It was a great book and so I published it at Avon Books which was my first job after the Orion Press which we've talked about, and it got a front page in The New York Times Book Review and went on to sell, I think, over a million copies easily and was published in every country in the world and Henry and I, of course, came to know each other.
I went up to Maine with the ink still wet on the front page of The New York Times Book Review because a friend there at The New York Times Book Review told me that this was about to happen three or four days later and I said, can you run off a page of it because this wild fowl farmer in Maine won't believe this! So he did and I got on the plane and I arrived in I think Augusta, Maine. I think Henry and Muriel's home was somewhere near there and I arrived in a blazing – I'm sure that's the wrong word – a whirling snowstorm, and this little Jewish man in his red Maine mackinaw greeted me at the airport and said, my goodness, you're very young. Well, my youth – I was probably still in my 20s, I don't know even any longer what year it was – well, he was probably 65 and what he had written about he'd written about 30 years earlier in the 30s.

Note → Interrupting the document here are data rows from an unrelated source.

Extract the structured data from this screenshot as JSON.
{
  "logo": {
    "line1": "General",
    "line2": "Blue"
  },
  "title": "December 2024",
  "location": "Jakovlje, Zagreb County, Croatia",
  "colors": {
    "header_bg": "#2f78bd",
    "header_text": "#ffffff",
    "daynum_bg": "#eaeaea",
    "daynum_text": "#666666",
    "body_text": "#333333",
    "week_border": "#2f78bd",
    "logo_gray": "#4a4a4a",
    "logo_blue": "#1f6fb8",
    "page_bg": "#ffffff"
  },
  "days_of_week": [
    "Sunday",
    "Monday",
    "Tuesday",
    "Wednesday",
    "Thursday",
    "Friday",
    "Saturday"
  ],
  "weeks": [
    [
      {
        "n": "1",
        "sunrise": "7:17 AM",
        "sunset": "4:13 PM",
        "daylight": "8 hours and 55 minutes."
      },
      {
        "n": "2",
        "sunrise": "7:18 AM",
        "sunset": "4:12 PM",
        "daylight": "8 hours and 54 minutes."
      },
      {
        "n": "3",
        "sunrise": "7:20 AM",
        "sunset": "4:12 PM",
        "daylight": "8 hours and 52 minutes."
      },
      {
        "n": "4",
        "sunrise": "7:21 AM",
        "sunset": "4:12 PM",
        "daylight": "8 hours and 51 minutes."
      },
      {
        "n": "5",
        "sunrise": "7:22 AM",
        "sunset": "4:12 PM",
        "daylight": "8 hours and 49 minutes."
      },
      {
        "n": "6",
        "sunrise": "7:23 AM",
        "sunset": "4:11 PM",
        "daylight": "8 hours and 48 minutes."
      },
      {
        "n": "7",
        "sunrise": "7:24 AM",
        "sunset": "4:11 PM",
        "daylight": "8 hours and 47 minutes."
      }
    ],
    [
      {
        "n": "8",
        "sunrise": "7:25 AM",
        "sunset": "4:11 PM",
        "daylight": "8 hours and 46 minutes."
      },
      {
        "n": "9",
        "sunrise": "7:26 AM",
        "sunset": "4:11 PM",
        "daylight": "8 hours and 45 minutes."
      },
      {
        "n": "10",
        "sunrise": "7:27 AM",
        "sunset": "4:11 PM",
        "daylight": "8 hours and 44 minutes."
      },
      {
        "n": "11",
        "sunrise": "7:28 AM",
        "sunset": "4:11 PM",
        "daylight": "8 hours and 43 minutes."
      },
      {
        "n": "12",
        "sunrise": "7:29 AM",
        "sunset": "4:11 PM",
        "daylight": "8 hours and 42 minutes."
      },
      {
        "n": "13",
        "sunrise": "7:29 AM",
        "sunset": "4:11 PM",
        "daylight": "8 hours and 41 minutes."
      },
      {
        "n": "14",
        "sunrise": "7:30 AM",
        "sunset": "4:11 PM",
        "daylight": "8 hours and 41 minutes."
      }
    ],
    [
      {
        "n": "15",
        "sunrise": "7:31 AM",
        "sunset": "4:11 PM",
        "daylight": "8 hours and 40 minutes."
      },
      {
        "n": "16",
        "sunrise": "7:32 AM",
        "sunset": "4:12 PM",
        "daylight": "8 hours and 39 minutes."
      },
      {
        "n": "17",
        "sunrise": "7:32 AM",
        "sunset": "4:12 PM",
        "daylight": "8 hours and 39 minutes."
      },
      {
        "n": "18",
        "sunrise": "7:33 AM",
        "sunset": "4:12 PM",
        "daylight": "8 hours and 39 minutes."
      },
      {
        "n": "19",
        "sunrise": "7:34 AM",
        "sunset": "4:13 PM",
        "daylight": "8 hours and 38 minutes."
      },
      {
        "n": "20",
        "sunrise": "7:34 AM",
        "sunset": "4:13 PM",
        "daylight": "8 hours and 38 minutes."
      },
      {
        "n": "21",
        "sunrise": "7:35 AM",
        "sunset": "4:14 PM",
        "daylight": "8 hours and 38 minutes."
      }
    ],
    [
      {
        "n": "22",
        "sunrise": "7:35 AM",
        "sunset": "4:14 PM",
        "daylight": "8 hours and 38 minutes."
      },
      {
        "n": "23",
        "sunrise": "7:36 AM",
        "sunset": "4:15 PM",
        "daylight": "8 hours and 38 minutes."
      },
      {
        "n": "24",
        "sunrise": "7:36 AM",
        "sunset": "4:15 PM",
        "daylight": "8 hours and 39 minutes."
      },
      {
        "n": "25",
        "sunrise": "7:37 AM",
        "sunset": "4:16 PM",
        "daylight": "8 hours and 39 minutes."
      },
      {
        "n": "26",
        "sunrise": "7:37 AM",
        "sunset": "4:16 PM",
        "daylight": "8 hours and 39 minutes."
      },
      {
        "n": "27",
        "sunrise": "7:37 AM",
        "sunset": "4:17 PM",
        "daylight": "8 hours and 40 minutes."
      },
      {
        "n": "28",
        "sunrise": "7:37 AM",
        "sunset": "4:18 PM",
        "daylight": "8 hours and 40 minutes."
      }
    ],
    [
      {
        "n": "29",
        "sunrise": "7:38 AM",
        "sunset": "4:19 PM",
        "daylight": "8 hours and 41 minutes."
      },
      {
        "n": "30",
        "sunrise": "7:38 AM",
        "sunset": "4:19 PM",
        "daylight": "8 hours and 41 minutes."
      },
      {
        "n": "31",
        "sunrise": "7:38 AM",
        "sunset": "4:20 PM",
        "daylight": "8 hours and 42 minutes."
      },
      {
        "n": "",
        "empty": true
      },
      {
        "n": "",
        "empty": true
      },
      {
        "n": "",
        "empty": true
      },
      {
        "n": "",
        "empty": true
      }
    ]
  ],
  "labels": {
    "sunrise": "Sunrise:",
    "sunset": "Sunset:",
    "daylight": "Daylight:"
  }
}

So there was no way that what the book was about in terms of historicity could have meant anything to me, and it didn't, except that I lived on the street where this novel took place and Eddie Adler, a cab driver, who later on went on to become a novelist, and a novelist published by Knopf, and his novel, which was a very good one, was called, Notes from a Dark Street. Don't know if he wrote a second one, but he went out to Hollywood, my cab driver, who shared the employer in Harlem, George's, and I think he wrote scripts for a television show called, The Nurses, but I don't think he ever wrote anything again. Poor Eddie, he may still be alive and I hope he never hears this, I don't think he ever wrote anything as good as this one novel that he wrote for Knopf and he's the one who told me about, Call It Sleep.